An American study that enrolled a highly diverse group of pregnant women over 12 years found rising exposure to chemicals from plastics and pesticides that may be harmful to development.
The study was published in the journal Environmental Science and Technology
Many of the chemicals that the women had been exposed to were replacement chemicals: new forms of chemicals that have been banned or phased out that may be just as harmful as the ones they replaced. The study also found many women had been exposed to neonicotinoids, a kind of pesticide that is toxic to bees.
Researchers measured 103 chemicals, mostly from pesticides, plastics, and replacement chemicals for BPA and phthalates, using a new method that captured dozens of chemicals or chemical traces from a single urine sample.
More than 80 per cent of the chemicals were found in at least one of the women in the study, and more than a third of the chemicals were found in a majority of the participants. The study also found that some of these chemicals were present in higher amounts than seen in earlier studies.
"This is the first time we've been able to measure the amounts of chemicals in such a large and diverse group of pregnant women - not just identify chemicals," said Tracey J. Woodruff, PhD, professor and director of the University of California, San Francisco (UCSF) Program on Reproductive Health and the Environment and co-director of the UCSF EaRTH Center, and the senior author of the study, appearing online May 10, 2022, in Environmental Science & Technology. "Our findings make clear that the number and scope of chemicals in pregnant women are increasing during a very vulnerable time of development for both the pregnant person and the fetus."
Prenatal exposure to industrial chemicals can come from air, food, water, plastics, and other industrial and consumer products. Although these chemicals could be harmful to pregnancy and child development, few of these chemicals are routinely monitored in people.

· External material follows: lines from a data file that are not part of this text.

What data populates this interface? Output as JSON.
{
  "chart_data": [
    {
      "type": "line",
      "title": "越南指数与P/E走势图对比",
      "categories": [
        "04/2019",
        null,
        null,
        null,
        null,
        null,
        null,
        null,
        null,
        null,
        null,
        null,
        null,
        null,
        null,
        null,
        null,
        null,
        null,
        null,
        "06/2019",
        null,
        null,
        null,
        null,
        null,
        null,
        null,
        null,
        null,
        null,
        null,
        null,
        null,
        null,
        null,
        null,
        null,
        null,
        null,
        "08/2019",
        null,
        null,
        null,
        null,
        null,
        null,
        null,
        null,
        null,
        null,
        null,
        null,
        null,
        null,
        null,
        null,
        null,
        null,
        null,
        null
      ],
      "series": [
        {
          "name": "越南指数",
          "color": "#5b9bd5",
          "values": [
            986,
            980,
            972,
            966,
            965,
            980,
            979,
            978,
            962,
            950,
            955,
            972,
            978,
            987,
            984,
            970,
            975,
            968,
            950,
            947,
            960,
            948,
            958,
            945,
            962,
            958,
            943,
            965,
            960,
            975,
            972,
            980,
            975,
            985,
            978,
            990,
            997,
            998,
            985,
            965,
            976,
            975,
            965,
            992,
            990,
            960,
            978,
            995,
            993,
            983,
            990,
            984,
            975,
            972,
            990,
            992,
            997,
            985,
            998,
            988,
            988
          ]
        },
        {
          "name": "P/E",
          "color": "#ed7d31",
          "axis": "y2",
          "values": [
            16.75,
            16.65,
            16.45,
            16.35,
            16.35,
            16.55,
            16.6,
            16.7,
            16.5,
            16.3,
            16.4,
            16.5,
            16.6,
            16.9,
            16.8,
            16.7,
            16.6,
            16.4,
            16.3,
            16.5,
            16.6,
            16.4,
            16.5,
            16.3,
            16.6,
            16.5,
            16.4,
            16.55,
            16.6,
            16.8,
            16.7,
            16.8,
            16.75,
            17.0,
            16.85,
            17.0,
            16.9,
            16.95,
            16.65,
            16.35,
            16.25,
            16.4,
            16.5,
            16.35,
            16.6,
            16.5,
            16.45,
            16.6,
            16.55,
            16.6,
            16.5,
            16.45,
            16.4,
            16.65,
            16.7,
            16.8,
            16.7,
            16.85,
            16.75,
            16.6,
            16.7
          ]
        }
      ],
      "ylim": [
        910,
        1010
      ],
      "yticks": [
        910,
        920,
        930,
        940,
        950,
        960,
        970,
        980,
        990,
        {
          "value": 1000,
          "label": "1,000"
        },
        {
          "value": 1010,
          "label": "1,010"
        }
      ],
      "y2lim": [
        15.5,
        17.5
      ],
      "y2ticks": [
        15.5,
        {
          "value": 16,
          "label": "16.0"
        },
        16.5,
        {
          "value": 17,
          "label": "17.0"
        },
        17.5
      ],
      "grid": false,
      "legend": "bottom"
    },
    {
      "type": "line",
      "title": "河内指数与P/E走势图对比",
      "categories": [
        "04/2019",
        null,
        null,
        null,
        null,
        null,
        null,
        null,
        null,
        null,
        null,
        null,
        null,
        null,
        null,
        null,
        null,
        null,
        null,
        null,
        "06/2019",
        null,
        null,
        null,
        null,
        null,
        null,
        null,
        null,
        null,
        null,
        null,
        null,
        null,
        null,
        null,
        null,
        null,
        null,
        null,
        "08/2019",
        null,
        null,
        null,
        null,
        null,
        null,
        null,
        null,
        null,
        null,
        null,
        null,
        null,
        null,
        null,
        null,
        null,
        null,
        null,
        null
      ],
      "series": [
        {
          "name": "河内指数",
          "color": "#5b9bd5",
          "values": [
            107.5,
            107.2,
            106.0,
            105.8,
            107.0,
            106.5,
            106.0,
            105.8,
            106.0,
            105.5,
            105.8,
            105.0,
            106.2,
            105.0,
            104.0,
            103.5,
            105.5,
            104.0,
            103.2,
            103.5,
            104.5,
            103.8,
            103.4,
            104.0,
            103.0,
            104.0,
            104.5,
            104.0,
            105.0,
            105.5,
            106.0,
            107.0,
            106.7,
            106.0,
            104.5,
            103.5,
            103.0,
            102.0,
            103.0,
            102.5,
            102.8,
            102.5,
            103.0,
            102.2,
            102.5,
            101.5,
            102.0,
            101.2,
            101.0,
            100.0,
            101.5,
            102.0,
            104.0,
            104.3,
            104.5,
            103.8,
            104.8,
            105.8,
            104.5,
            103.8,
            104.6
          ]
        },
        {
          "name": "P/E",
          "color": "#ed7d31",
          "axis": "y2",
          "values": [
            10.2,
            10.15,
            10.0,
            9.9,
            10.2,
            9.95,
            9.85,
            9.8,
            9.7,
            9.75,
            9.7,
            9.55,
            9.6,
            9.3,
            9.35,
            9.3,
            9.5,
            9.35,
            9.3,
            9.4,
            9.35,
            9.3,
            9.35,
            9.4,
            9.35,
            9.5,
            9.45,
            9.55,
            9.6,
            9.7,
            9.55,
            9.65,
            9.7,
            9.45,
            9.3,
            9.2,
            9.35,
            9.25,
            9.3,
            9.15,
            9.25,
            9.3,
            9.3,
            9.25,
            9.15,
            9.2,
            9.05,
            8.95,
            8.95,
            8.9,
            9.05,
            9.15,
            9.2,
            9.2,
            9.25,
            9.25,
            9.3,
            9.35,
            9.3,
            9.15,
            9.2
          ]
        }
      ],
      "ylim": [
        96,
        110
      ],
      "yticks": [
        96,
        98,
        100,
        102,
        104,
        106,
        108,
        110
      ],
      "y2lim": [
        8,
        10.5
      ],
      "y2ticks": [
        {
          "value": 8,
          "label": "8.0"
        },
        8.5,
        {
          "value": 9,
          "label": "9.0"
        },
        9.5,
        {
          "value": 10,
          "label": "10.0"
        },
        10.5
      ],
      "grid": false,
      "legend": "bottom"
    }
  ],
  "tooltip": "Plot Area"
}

The study included 171 women from California, Georgia, Illinois, New Hampshire, New York, and Puerto Rico who are part of the National Institutes of Health Environmental influences on Child Health Outcomes program. About one-third (34 per cent) were white, 40 per cent were Latina, 20 per cent were Black, and the remaining 6 per cent were from other or multiple groups.
The study found higher exposures for non-white women, those with lower educational attainment, or who were single or had been exposed to tobacco. But Latinas had especially high levels of parabens, which are used as preservatives, as well as phthalates and bisphenols, which are used in plastics.
"While pesticides and replacement chemicals were prevalent in all women, we were surprised to find that Latinas had substantially higher levels of parabens, phthalates and bisphenols," said Jessie Buckley, PhD, associate professor of environmental health and engineering, as well as of epidemiology, at Johns Hopkins Bloomberg School of Public Health and first author of the study. "This could be the result of higher exposures to products with chemicals, such as processed foods or personal care products," Buckley said.